Le sort des habitants du Venezuela après l'attaque américaine
JAKARTA - Les attaques des États-Unis ont fait que de nombreux habitants du Venezuela ont perdu leur logement et n’ont pas d’argent pour financer les funérailles de membres de leur famille.
L’agence de presse russe RIA Novosti a rapporté lundi 5 janvier qu’une famille vénézuélienne vivant dans la banlieue de Caracas avait raconté qu’elle avait perdu sa maison et ses moyens de subsistance suite à une attaque aérienne américaine.
L'attaque américaine a partiellement détruit la maison de famille dans l'État côtier de La Guaira, au nord de Caracas, et a tué une femme de 80 ans.
« Nous n’avons pas de logement. Nous devons enterrer ma tante, mais nous n’avons pas d’argent pour cela non plus, nous sommes une famille pauvre », a déclaré un homme de 62 ans, selon ANTARA.
Un autre habitant du Venezuela, de la ville de Catia La Mar, près de Caracas, a dit que son vieil ami avait été tué par des éclats de roquettes.
L'attaque a également détruit un immeuble d'appartements habité par 17 familles. Il a ajouté que les Vénézuéliens continuaient à lutter contre le traumatisme causé par l'attaque américaine.
Le 3 janvier, les États-Unis ont lancé une attaque massive contre le Venezuela, en capturant le président Nicolas Maduro et son épouse Cilia Flores, et les emmenant à New York.
Le président américain Donald Trump a annoncé que Maduro et Flores seraient jugés pour leur implication présumée dans le narcoterrorisme et considérés comme une menace, y compris pour les États-Unis.

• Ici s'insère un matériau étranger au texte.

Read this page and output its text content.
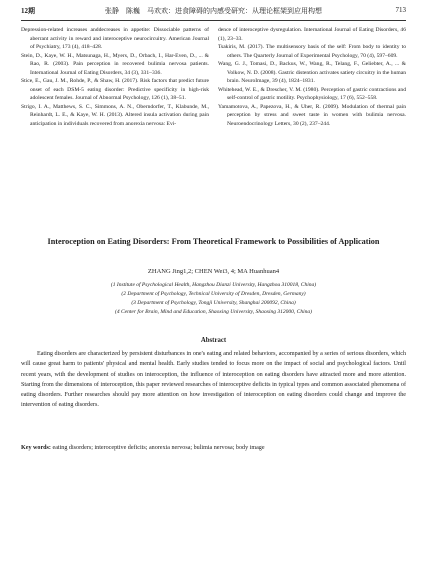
12期	张静　陈巍　马欢欢：进食障碍的内感受研究：从理论框架到应用构想	713

Depression-related increases anddecreases in appetite: Dissociable patterns of aberrant activity in reward and interoceptive neurocircuitry. American Journal of Psychiatry, 173 (4), 418–428.

Stein, D., Kaye, W. H., Matsunaga, H., Myers, D., Orbach, I., Har-Even, D., ... & Rao, R. (2003). Pain perception in recovered bulimia nervosa patients. International Journal of Eating Disorders, 34 (3), 331–336.

Stice, E., Gau, J. M., Rohde, P., & Shaw, H. (2017). Risk factors that predict future onset of each DSM-5 eating disorder: Predictive specificity in high-risk adolescent females. Journal of Abnormal Psychology, 126 (1), 38–51.

Strigo, I. A., Matthews, S. C., Simmons, A. N., Oberndorfer, T., Klabunde, M., Reinhardt, L. E., & Kaye, W. H. (2013). Altered insula activation during pain anticipation in individuals recovered from anorexia nervosa: Evi-

dence of interoceptive dysregulation. International Journal of Eating Disorders, 46 (1), 23–33.

Tsakiris, M. (2017). The multisensory basis of the self: From body to identity to others. The Quarterly Journal of Experimental Psychology, 70 (4), 597–609.

Wang, G. J., Tomasi, D., Backus, W., Wang, R., Telang, F., Geliebter, A., ... & Volkow, N. D. (2008). Gastric distention activates satiety circuitry in the human brain. NeuroImage, 39 (4), 1824–1831.

Whitehead, W. E., & Drescher, V. M. (1980). Perception of gastric contractions and self-control of gastric motility. Psychophysiology, 17 (6), 552–558.

Yamamotova, A., Papezova, H., & Uher, R. (2009). Modulation of thermal pain perception by stress and sweet taste in women with bulimia nervosa. Neuroendocrinology Letters, 30 (2), 237–244.

Interoception on Eating Disorders: From Theoretical Framework to Possibilities of Application
ZHANG Jing1,2; CHEN Wei3, 4; MA Huanhuan4
(1 Institute of Psychological Health, Hangzhou Dianzi University, Hangzhou 310018, China)
(2 Department of Psychology, Technical University of Dresden, Dresden, Germany)
(3 Department of Psychology, Tongji University, Shanghai 200092, China)
(4 Center for Brain, Mind and Education, Shaoxing University, Shaoxing 312000, China)
Abstract
Eating disorders are characterized by persistent disturbances in one's eating and related behaviors, accompanied by a series of serious disorders, which will cause great harm to patients' physical and mental health. Early studies tended to focus more on the impact of social and psychological factors. Until recent years, with the development of studies on interoception, the influence of interoception on eating disorders have attracted more and more attention. Starting from the dimensions of interoception, this paper reviewed researches of interoceptive deficits in typical types and common associated phenomena of eating disorders. Further researches should pay more attention on how investigation of interoception on eating disorders could change and improve the intervention of eating disorders.
Key words: eating disorders; interoceptive deficits; anorexia nervosa; bulimia nervosa; body image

En réponse à l'opération américaine, Caracas a demandé une réunion d'urgence du Conseil de sécurité des Nations unies.
La Cour suprême vénézuélienne a ensuite nommé la vice-présidente Delcy Rodríguez comme chef de l'État par intérim.
Le ministère russe des Affaires étrangères a exprimé sa solidarité avec le peuple vénézuélien et a appelé à la libération de Maduro et de sa femme, tout en exigeant l'évacuation de toute escalade.
De même, la Chine a également appelé à la libération immédiate des époux Maduro, affirmant que les actions des États-Unis violaient le droit international.